その後、俺がジャックを宥めた。ジャックは吠えるのをやめたけれど、ルキアに唸り続けていた。
俺達は再びデパートに向かって歩き始めたのだが、その最中で俺は、ルキアを慰める役割を背負うこととなってしまった。
「そう落ち込むなって。きっとジャック、ドラゴンのにおいに慣れてなくて驚いたんだよ。あのお宅、ドラゴンを寄宿させてないからさ」
隣を歩くルキアに言う。
ジャックがルキアに吠えた理由は、俺なりに想像がついていた。初対面だったということもあるけれど、一番大きいのはやはり、ルキアがドラゴンであるということだろう。
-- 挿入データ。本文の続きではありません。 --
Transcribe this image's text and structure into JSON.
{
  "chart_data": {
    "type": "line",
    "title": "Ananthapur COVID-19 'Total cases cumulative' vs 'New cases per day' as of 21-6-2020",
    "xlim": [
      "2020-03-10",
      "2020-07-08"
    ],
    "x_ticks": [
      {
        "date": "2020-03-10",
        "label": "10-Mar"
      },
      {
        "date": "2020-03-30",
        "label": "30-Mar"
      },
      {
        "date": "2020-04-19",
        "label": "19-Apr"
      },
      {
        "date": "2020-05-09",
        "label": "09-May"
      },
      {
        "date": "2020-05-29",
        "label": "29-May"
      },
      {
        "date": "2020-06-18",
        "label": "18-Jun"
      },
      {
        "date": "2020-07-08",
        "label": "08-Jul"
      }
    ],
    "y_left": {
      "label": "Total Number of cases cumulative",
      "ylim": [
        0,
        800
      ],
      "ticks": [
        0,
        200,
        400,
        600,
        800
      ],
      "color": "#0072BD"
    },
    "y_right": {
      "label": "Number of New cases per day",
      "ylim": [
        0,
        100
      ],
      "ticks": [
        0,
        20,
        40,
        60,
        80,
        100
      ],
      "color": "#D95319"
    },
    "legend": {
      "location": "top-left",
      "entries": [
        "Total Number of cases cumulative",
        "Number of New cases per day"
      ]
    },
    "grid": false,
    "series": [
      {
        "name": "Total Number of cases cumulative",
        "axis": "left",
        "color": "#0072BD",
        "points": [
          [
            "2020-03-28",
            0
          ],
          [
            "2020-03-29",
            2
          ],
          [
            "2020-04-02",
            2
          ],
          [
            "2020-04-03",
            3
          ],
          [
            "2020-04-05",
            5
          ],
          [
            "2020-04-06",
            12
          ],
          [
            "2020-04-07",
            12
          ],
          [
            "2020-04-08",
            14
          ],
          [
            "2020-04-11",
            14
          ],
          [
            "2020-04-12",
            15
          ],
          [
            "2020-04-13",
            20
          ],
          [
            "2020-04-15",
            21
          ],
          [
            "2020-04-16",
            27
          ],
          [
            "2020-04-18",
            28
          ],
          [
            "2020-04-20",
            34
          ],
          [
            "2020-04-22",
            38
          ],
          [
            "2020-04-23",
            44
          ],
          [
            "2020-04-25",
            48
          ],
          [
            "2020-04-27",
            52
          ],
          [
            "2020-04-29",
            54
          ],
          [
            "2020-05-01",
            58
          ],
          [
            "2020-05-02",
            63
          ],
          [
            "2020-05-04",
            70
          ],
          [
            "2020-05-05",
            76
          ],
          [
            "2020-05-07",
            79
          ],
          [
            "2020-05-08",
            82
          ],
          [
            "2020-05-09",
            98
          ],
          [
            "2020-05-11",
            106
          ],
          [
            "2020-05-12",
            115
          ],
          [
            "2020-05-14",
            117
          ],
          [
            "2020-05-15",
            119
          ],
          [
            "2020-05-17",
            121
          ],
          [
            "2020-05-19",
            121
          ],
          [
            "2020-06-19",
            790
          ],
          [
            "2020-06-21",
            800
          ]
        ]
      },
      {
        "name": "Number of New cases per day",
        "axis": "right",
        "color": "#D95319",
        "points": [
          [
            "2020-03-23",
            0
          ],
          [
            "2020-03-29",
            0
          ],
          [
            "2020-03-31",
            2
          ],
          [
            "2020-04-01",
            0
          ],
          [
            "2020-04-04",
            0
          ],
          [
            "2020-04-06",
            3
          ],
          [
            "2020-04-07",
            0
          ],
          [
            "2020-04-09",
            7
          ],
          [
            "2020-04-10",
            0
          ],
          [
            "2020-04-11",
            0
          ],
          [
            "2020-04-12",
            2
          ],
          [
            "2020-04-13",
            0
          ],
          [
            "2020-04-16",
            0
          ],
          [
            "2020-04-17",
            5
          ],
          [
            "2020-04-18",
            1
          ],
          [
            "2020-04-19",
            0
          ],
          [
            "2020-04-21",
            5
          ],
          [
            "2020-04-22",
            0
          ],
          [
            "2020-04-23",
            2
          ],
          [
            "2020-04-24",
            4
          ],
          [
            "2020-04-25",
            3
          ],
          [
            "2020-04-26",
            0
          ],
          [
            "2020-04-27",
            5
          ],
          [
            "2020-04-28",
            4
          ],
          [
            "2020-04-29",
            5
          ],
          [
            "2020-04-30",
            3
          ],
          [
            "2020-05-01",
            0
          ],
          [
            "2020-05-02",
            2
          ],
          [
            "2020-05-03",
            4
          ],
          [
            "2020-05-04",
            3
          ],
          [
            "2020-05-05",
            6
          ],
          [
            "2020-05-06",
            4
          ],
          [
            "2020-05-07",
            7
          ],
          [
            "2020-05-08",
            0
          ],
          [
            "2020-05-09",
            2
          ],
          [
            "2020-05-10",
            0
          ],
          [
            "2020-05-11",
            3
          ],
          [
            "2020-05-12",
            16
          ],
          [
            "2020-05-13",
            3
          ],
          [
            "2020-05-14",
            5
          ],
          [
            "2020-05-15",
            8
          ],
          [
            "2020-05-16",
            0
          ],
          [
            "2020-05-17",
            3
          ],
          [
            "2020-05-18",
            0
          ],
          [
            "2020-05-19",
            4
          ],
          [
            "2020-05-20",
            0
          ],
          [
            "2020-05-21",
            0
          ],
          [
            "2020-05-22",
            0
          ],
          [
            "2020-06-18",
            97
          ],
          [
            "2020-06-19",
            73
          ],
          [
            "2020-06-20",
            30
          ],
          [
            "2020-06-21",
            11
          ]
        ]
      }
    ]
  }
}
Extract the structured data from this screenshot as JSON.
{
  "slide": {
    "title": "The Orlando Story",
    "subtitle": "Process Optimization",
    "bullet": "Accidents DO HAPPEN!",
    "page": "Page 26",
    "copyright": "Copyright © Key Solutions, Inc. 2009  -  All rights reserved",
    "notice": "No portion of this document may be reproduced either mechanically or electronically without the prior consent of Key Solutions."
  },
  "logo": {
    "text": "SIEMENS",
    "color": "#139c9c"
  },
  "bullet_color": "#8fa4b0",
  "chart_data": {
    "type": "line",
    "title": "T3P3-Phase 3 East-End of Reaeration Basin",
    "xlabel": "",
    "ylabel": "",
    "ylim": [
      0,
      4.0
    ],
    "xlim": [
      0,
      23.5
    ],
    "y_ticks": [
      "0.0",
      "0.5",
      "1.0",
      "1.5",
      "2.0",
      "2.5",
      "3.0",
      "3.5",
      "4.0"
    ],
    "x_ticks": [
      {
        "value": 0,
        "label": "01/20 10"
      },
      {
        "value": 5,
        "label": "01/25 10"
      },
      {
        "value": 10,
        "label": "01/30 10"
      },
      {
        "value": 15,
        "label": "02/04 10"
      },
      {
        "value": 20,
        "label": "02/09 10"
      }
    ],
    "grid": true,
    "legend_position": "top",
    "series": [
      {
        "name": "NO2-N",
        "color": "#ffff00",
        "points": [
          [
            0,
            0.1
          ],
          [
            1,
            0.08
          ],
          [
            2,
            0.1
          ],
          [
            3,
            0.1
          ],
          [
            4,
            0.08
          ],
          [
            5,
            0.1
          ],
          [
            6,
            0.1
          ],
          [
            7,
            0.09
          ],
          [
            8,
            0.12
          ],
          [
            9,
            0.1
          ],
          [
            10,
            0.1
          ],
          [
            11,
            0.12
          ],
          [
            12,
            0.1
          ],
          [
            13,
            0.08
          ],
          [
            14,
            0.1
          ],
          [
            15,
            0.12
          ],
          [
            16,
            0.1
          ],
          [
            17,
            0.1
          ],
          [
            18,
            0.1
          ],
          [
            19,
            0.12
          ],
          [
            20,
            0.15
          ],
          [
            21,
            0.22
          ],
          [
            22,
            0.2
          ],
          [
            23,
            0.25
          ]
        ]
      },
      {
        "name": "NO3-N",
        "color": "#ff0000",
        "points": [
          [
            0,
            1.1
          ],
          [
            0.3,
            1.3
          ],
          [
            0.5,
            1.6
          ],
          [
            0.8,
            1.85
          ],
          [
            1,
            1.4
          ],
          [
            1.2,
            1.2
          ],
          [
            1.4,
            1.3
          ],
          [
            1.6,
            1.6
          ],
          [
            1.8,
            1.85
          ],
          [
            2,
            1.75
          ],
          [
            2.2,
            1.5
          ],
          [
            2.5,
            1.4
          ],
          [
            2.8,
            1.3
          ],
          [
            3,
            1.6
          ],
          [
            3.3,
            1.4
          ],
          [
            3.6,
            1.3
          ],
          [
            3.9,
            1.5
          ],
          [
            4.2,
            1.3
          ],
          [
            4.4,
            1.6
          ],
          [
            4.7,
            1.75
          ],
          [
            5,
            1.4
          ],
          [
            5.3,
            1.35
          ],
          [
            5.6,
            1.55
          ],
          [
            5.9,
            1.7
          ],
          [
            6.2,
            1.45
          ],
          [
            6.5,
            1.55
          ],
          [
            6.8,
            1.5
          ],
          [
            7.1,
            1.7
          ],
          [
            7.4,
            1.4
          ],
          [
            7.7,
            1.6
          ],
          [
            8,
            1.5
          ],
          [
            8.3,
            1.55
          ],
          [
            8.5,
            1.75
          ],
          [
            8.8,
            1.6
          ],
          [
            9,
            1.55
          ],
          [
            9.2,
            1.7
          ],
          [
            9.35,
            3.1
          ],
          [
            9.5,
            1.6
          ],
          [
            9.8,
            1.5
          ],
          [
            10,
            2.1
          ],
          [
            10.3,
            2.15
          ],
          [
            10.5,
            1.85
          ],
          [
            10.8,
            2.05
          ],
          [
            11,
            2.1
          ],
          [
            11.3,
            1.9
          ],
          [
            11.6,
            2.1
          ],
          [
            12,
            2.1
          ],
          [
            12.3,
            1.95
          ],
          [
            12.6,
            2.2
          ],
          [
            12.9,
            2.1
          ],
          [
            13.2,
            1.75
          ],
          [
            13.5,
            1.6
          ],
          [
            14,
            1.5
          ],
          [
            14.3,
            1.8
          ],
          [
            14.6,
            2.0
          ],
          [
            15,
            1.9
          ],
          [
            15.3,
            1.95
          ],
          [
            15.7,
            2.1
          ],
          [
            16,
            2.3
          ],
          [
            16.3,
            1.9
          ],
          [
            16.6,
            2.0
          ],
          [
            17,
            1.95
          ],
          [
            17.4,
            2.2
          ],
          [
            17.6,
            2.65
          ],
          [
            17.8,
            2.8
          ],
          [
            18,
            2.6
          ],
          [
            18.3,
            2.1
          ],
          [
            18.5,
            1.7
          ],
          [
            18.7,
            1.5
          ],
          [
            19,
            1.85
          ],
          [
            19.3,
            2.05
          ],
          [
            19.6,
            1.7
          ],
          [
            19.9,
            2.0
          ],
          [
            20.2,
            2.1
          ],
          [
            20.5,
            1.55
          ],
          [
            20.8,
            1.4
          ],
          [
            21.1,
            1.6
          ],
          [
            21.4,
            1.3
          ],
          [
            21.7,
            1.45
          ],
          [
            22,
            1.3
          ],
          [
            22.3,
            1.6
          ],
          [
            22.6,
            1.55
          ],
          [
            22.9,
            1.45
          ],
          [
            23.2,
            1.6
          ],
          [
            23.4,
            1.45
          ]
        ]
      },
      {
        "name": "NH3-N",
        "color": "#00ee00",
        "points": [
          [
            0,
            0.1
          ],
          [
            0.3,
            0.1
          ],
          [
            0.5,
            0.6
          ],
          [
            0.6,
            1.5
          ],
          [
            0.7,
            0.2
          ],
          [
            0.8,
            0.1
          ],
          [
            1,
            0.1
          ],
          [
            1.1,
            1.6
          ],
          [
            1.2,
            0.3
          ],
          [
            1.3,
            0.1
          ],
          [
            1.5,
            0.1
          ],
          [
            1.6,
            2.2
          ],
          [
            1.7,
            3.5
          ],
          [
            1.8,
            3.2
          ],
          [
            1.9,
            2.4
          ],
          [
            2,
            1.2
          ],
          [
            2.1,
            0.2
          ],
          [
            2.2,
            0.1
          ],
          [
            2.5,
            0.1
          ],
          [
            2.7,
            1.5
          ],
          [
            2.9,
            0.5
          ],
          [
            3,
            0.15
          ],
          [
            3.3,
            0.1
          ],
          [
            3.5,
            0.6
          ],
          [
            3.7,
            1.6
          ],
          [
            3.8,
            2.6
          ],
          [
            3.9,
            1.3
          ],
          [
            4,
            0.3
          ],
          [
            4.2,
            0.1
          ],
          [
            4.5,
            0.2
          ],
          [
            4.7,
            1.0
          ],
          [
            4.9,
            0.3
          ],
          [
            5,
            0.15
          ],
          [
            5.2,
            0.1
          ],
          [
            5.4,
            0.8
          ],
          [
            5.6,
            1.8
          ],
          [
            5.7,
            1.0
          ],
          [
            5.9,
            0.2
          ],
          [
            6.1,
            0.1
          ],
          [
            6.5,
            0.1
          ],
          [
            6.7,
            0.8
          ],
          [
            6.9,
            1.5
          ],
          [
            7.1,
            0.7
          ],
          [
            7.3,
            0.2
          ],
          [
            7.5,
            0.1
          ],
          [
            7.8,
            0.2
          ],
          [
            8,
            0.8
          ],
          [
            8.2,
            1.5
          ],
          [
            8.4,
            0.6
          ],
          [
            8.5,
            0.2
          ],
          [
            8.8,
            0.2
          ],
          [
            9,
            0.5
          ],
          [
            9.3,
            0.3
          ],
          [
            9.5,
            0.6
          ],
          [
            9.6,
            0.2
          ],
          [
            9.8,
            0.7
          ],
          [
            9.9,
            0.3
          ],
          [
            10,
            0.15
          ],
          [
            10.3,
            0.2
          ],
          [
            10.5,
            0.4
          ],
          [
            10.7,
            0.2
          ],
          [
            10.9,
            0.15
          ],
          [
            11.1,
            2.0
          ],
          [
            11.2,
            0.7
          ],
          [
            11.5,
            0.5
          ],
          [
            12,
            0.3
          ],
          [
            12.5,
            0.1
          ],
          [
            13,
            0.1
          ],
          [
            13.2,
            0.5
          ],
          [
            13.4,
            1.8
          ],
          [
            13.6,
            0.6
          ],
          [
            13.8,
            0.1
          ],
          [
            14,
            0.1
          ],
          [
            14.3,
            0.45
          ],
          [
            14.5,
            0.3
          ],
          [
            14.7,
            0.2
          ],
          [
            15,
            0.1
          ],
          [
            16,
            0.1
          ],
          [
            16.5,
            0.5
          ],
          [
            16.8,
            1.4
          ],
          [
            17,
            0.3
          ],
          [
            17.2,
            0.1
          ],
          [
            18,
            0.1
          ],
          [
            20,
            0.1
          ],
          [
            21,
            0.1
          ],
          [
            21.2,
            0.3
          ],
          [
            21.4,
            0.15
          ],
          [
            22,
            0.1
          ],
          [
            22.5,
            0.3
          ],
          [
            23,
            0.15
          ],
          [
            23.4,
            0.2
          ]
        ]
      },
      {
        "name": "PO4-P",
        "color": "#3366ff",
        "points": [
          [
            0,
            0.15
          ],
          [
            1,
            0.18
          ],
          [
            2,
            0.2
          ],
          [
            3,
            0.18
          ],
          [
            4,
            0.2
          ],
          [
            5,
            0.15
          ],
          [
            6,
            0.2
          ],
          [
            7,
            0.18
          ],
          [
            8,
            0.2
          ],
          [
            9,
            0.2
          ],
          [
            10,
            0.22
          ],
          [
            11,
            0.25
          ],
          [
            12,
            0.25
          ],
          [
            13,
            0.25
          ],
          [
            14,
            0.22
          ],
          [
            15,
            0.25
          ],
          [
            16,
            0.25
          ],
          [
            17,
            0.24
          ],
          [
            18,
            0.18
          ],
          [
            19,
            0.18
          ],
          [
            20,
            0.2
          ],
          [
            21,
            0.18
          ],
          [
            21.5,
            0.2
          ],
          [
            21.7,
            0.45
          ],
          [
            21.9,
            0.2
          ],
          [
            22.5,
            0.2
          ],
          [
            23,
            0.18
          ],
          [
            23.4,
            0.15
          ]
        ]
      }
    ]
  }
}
人の姿でいても、きっとドラゴンのにおいは変わらない。ジャックはきっと、慣れないにおいに驚き、ルキアに対して警戒心を抱いたに違いなかった。
ルキアは下を向いたまま、何も言わなかった。受けた精神的ダメージは、軽くないようだ。
「嫌われたわけじゃないって、な?」
俯いていたルキアが、やっと俺のほうを向いた。
その瞳に、涙が浮かんでいた。
「あんたはいいわよ、私なんて、私なんて……! あのワンちゃんひどい……!」
俺の言葉などもはや届いていないようだ。
ルキアはさめざめと泣きだしてしまった。
気丈な彼女のイメージからかけ離れたその様子に、かける言葉も見つからない。
「ちょ、おい……!」
どうしていいのか分からず、ただそう言うのが精一杯だった。
――意外と、打たれ弱い部分もあるんだな。
初めて垣間見るルキアの一面を目の当たりにして、俺は少しばかり意外に感じた。